BEN FELLER, ASSOCIATED PRESS: I'm not sure a bill signing on a defense pact on the Friday of the summer heading into the Olympics is going to change anybody's vote. I mean, this is a small part of a much bigger debate about which candidate is really committed to Israel. And both of them are taking every opportunity, President Obama, Governor Romney, to do that. Strangely coincidental that this would happen as the governor heads to Israel over the weekend. But I think the president won this, the Jewish voting bloc overwhelmingly last time. There is a concern that that margin could be smaller, particularly in a state like Florida where every bit makes a difference.

BAIER: OK, Chick-Fil-A, this controversy over mayors who said they wanted to block Chick-Fil-A restaurants because of the support for traditional marriage, the biblical, as the owner said, interpretation of the family. What about this and the pushback we're seeing, Ben?

FELLER: We quoted a guy in our story referring to the Chick-fil-A president saying it's his opinion.

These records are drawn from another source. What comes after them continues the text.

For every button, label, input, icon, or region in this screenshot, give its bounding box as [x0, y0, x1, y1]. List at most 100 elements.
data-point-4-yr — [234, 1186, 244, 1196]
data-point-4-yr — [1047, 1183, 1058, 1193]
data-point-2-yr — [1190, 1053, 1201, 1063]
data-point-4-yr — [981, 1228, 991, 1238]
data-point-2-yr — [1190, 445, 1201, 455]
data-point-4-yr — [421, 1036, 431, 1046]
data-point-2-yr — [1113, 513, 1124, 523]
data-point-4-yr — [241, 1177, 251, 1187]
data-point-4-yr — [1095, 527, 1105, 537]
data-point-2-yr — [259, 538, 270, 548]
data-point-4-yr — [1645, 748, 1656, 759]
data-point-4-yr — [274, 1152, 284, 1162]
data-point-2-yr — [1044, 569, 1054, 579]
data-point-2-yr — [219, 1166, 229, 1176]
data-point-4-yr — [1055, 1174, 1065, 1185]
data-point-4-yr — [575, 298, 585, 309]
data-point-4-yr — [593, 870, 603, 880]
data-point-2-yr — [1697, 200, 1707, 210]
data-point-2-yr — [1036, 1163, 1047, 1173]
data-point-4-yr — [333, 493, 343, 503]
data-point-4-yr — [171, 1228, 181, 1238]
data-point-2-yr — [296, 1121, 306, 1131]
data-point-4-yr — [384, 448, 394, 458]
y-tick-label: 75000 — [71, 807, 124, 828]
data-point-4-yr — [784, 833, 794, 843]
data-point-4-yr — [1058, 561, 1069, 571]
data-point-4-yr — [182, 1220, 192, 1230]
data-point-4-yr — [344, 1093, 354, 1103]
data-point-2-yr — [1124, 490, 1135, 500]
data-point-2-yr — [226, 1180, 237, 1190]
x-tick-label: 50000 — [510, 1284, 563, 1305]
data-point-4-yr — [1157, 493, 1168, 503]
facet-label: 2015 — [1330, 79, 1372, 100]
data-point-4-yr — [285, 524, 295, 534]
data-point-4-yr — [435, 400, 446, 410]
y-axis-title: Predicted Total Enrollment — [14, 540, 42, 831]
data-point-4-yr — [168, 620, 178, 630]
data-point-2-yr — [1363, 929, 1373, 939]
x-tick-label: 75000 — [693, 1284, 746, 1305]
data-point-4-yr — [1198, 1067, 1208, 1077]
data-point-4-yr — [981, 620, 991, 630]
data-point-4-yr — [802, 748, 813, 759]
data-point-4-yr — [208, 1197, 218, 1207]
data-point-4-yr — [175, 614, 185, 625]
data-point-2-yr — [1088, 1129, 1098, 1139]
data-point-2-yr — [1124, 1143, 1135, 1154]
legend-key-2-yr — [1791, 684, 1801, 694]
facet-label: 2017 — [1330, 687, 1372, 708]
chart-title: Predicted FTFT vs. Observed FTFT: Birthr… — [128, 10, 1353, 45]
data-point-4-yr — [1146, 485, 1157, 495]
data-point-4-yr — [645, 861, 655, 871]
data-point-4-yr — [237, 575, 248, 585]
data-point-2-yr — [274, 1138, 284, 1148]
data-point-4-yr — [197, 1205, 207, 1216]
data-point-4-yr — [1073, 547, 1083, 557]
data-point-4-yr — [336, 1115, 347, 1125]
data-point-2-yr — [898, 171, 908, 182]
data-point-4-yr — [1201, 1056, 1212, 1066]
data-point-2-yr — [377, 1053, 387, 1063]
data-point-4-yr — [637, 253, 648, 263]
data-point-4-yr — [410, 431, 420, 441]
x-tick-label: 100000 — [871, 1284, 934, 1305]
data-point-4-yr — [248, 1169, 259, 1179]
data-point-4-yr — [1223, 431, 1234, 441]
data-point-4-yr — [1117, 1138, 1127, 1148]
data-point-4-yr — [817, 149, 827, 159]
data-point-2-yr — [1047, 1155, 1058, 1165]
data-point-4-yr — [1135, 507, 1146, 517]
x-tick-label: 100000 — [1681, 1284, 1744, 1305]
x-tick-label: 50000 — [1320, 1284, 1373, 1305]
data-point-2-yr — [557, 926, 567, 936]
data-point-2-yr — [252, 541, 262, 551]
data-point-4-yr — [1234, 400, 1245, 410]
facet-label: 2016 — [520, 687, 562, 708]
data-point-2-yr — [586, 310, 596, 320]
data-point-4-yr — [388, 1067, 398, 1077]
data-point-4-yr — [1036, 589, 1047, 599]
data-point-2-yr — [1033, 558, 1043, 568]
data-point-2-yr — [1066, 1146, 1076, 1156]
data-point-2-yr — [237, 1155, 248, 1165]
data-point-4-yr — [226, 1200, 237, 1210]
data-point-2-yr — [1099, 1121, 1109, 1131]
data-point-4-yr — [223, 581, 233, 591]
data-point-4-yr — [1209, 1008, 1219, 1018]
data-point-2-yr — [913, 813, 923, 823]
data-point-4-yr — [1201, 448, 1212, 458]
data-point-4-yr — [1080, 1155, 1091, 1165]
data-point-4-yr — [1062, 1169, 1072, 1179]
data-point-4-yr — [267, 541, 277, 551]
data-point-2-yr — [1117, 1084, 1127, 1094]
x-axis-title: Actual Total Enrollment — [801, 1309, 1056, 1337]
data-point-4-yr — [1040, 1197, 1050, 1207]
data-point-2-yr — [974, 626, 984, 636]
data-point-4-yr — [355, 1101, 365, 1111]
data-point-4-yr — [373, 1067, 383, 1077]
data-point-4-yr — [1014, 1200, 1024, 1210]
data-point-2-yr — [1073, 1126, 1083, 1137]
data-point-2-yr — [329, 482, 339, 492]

He's entitled. I'm just here to eat. And I think that is probable the prevailing view of a lot of people. You have a prominent and successful business owner whose religious beliefs have inclined him not to open on Sundays and in this case to speak about traditional marriage. You have communities who have thought that that's insensitive or not respectful to diversity and so you have this debate going on.

BAIER: Chuck, even Michael Bloomberg, who had his own outreach as far as sugary drinks and other things thought this was over the line for those mayors.

LANE: I just ate at Chick-fil-A for the first time about two weeks ago and the strawberry shake was terrific. But I guess what I would add to this is Mayor Menino of Boston I think said it all. He was the first one to lash out at Chick-fil-A, and when he realized what kind of a terrible precedent this would set to subject all incoming business to an ideological test, he quickly admitted that he had made a mistake and I think we can all agree with him.

BAIER: OK, we're going to end with as promised reaction from Charles on bust-gate. Charles wrote in his column today that President Obama started his presidency by returning to the British embassy the bust of Winston Churchill that had graced the Oval Office.

Well, Dan Pfeiffer, White House communications director, put a White House blog post on saying "That's patently false, a ridiculous claim, 100 percent false." Quote, "The bust is still in the White House, in the residence outside the Treaty Room." In fact, he included a picture of President Obama showing Prime Minister Cameron, as it said on the photo, "the bust." And there you see the picture from 2010.         However, it turns out there are two busts and the one that was in the Oval Office was, in fact, returned to the British ambassador. It's in his residence here in D.C. Pfeiffer updated later saying "The idea put forward by Charles Krauthammer and others that President Obama returned the Churchill bust or refused to display the bust because of antipathy toward the British is completely false." Not saying that he got it wrong the first time. Charles?

KRAUTHAMMER: It's astonishing. I mean, he doubled down. All he had to say was we got it wrong the first time. The British ambassador today said that the bust that's in his residence is the one that was returned when Obama came into office, exactly as I had written, 100 percent as I had written.  So not being able to deny it, he pretends that it never happened, and he says the idea that the bust was returned is false. And then he talks about the reason that the bust was returned was because of antipathy. I never talked about antipathy. He should have honorably had said we made a mistake.  There was an old bust in the White House, been around for 50 years. And we got them confused. That would have been understandable; it would have been end of story. That would have been honorable, but you don't expect that out of this communications office in the White House.